Brazil’s Protections for Relocated Slum-Dwellers Could Be a Model for Peru and Beyond

Lima | 08/07/2013 3:05pm
Manuel Vigo | Informal City Dialogues

With so many large-scale urban projects in the works, Brazil’s favela-dwellers were threatened with chaotic relocations, but a new set of regulations could provide protection. Photo credit: Matheus Barbian

For the past two decades Latin America has had its eyes on the soaring economy of Brazil, a country where growth has led not only to increased trade, but also more slums. The region’s largest economy, in recent years Brazil has seen significant investments in urban development and infrastructure, including the massive Growth Acceleration Programme (PAC), which will see the world’s largest slum upgrading initiative.

As Rio de Janeiro gears up for two major sporting events, the 2014 FIFA World Cup and the 2016 Summer Olympics, resettlement of informal communities has become more frequent. In a country already fraught with considerable inequality, the relocation plans have raised tensions. Some residents said they’ve only found out they were being evicted from their communities after their homes had already been marked for removal. Early last year, as the country tried to clear way for new urban projects, violent clashes broke out in some of the favelas. The opposition to these relocation efforts hasn’t been unwarranted – resettlement often leads to significant problems for slum-dwellers, many of whom are moved far from their original neighborhoods, leading to long-distance commutes to get to their jobs, according to a 2012 report by the Inter-American Development Bank.

Last month Brazil’s Ministry of Cities approved a policy that could ease these growing pains. The initiative, developed with support from the World Bank and Cities Alliance, is designed to protect citizens who are involuntarily resettled from their homes.

According to Cities Alliance key parts of the initiative include mandated assessment of the community, and “a study of alternatives to involuntary displacement as well as effective economic solutions.” People living or working in targeted areas will only be displaced if “the intervention is critical for infrastructure projects, ensures adequate housing, eliminates hazardous risk factors and protects environmental conservation areas.” In addition, in cases where displacement is inevitable, resettlement and compensation must be planned and approved by the Ministry of Cities beforehand.

Peru could learn something from this.

Over the past decade, Peru has also seen strong economic growth, averaging seven percent a year for the past eight years. And like Brazil, the increased economic activity has also brought an increase in informal settlements. Since the 1960s, Lima’s population has quadruped, mostly in the asentamientos humanos (human settlements) that have popped up on the city’s outskirts. Today about 35 percent of Lima’s residents live in these settlements.

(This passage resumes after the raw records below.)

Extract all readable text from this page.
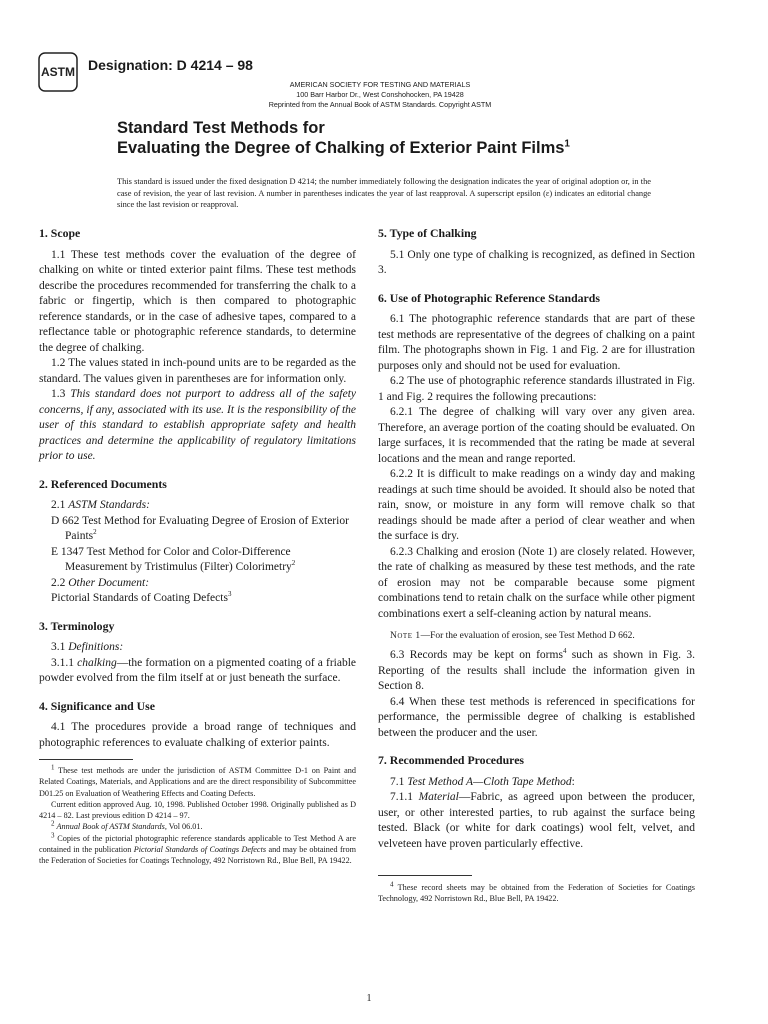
ASTM Designation: D 4214 – 98
AMERICAN SOCIETY FOR TESTING AND MATERIALS
100 Barr Harbor Dr., West Conshohocken, PA 19428
Reprinted from the Annual Book of ASTM Standards. Copyright ASTM
Standard Test Methods for
Evaluating the Degree of Chalking of Exterior Paint Films$^1$
This standard is issued under the fixed designation D 4214; the number immediately following the designation indicates the year of original adoption or, in the case of revision, the year of last revision. A number in parentheses indicates the year of last reapproval. A superscript epsilon (ε) indicates an editorial change since the last revision or reapproval.
1. Scope

1.1 These test methods cover the evaluation of the degree of chalking on white or tinted exterior paint films. These test methods describe the procedures recommended for transferring the chalk to a fabric or fingertip, which is then compared to photographic reference standards, or in the case of adhesive tapes, compared to a reflectance table or photographic reference standards, to determine the degree of chalking.

1.2 The values stated in inch-pound units are to be regarded as the standard. The values given in parentheses are for information only.

1.3 This standard does not purport to address all of the safety concerns, if any, associated with its use. It is the responsibility of the user of this standard to establish appropriate safety and health practices and determine the applicability of regulatory limitations prior to use.

2. Referenced Documents

2.1 ASTM Standards:

D 662 Test Method for Evaluating Degree of Erosion of Exterior Paints$^2$

E 1347 Test Method for Color and Color-Difference Measurement by Tristimulus (Filter) Colorimetry$^2$

2.2 Other Document:

Pictorial Standards of Coating Defects$^3$

3. Terminology

3.1 Definitions:

3.1.1 chalking—the formation on a pigmented coating of a friable powder evolved from the film itself at or just beneath the surface.

4. Significance and Use

4.1 The procedures provide a broad range of techniques and photographic references to evaluate chalking of exterior paints.

$^1$ These test methods are under the jurisdiction of ASTM Committee D-1 on Paint and Related Coatings, Materials, and Applications and are the direct responsibility of Subcommittee D01.25 on Evaluation of Weathering Effects and Coating Defects.

Current edition approved Aug. 10, 1998. Published October 1998. Originally published as D 4214 – 82. Last previous edition D 4214 – 97.

$^2$ Annual Book of ASTM Standards, Vol 06.01.

$^3$ Copies of the pictorial photographic reference standards applicable to Test Method A are contained in the publication Pictorial Standards of Coatings Defects and may be obtained from the Federation of Societies for Coatings Technology, 492 Norristown Rd., Blue Bell, PA 19422.

5. Type of Chalking

5.1 Only one type of chalking is recognized, as defined in Section 3.

6. Use of Photographic Reference Standards

6.1 The photographic reference standards that are part of these test methods are representative of the degrees of chalking on a paint film. The photographs shown in Fig. 1 and Fig. 2 are for illustration purposes only and should not be used for evaluation.

6.2 The use of photographic reference standards illustrated in Fig. 1 and Fig. 2 requires the following precautions:

6.2.1 The degree of chalking will vary over any given area. Therefore, an average portion of the coating should be evaluated. On large surfaces, it is recommended that the rating be made at several locations and the mean and range reported.

6.2.2 It is difficult to make readings on a windy day and making readings at such time should be avoided. It should also be noted that rain, snow, or moisture in any form will remove chalk so that readings should be made after a period of clear weather and when the surface is dry.

6.2.3 Chalking and erosion (Note 1) are closely related. However, the rate of chalking as measured by these test methods, and the rate of erosion may not be comparable because some pigment combinations tend to retain chalk on the surface while other pigment combinations exert a self-cleaning action by natural means.

Note 1—For the evaluation of erosion, see Test Method D 662.

6.3 Records may be kept on forms$^4$ such as shown in Fig. 3. Reporting of the results shall include the information given in Section 8.

6.4 When these test methods is referenced in specifications for performance, the permissible degree of chalking is established between the producer and the user.

7. Recommended Procedures

7.1 Test Method A—Cloth Tape Method:

7.1.1 Material—Fabric, as agreed upon between the producer, user, or other interested parties, to rub against the surface being tested. Black (or white for dark coatings) wool felt, velvet, and velveteen have proven particularly effective.

$^4$ These record sheets may be obtained from the Federation of Societies for Coatings Technology, 492 Norristown Rd., Blue Bell, PA 19422.

1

A recent case illustrates how the initiative in Brazil could help protect Lima’s informal settlers. Last year the government announced that as part of plans to expand the city’s airport, it would take back adjacent land, which was home to over 800 families distributed over eight human settlements. Close to half of the families live in the El Ayllu neighborhood for over two decades, occupying parts of the 400 acres that had once been home to the Hacienda San Agustin. The hacienda belonged to one of Lima’s wealthiest families, and in recent decades settlers have constructed improvised homes, using bricks and recycled materials, sharing space with 19th century buildings.

In early 2012 the country’s Ministry of Transport formally announced that the site would be cleared to make room for the airport’s new runway, and families were to be relocated as well as given monetary compensation. The ministry also agreed to relocate some 250 families that wished to stay together to government-owned land in Santa Rosa.

In February, however, a local newspaper reported that dozens of families refused to leave El Ayllu, arguing that the land they had been offered was far away, and that their new homes were not even built. They were eventually evicted, and the way in which the process unfolded reflects the lack of protection that informal settlers have.

“The project to relocate El Ayllu moved very fast,” says Marco Gamarra Galindo, a law student who also heads Salvemos Lima, an organization that works to bring awareness to historic monuments that are at risk. In 2012 Marco spent months visiting El Ayllu, talking to local residents and studying the factors at play. The fast-tracked plans, Marco says, meant El Ayllu’s settlers could only negotiate the price of their land, which wasn’t much.

The vast majority of residents, he says, understood that the airport expansion was necessary, but only wanted to ensure their livelihoods. “In El Ayllu people were used to working the land — they worked in agriculture, and if they were relocated they needed to be relocated to similar or better conditions, but instead they were going to be relocated to an urban area.”

Since the Santa Rosa homes are not yet finished, many of El Ayllu’s former residents have been renting places to live using a government stipend, but many problems remain.

“What could have been a good example of modernizing the city was not undertaken in the best way,” Marco says, adding that policies such as those adopted by the Brazilian government could help protect informal settlers in Peru. “Something so sensitive like relocating human populations that have cultural practices, dating back years, families – it cant be done as simply as it was done.”

While the country continues to experience a surge in economic prosperity, Peruvian officials would be wise to look at Brazil’s involuntary resettlement policy. As the city literally looks for room to take off, it must also include the communities that enabled its growth.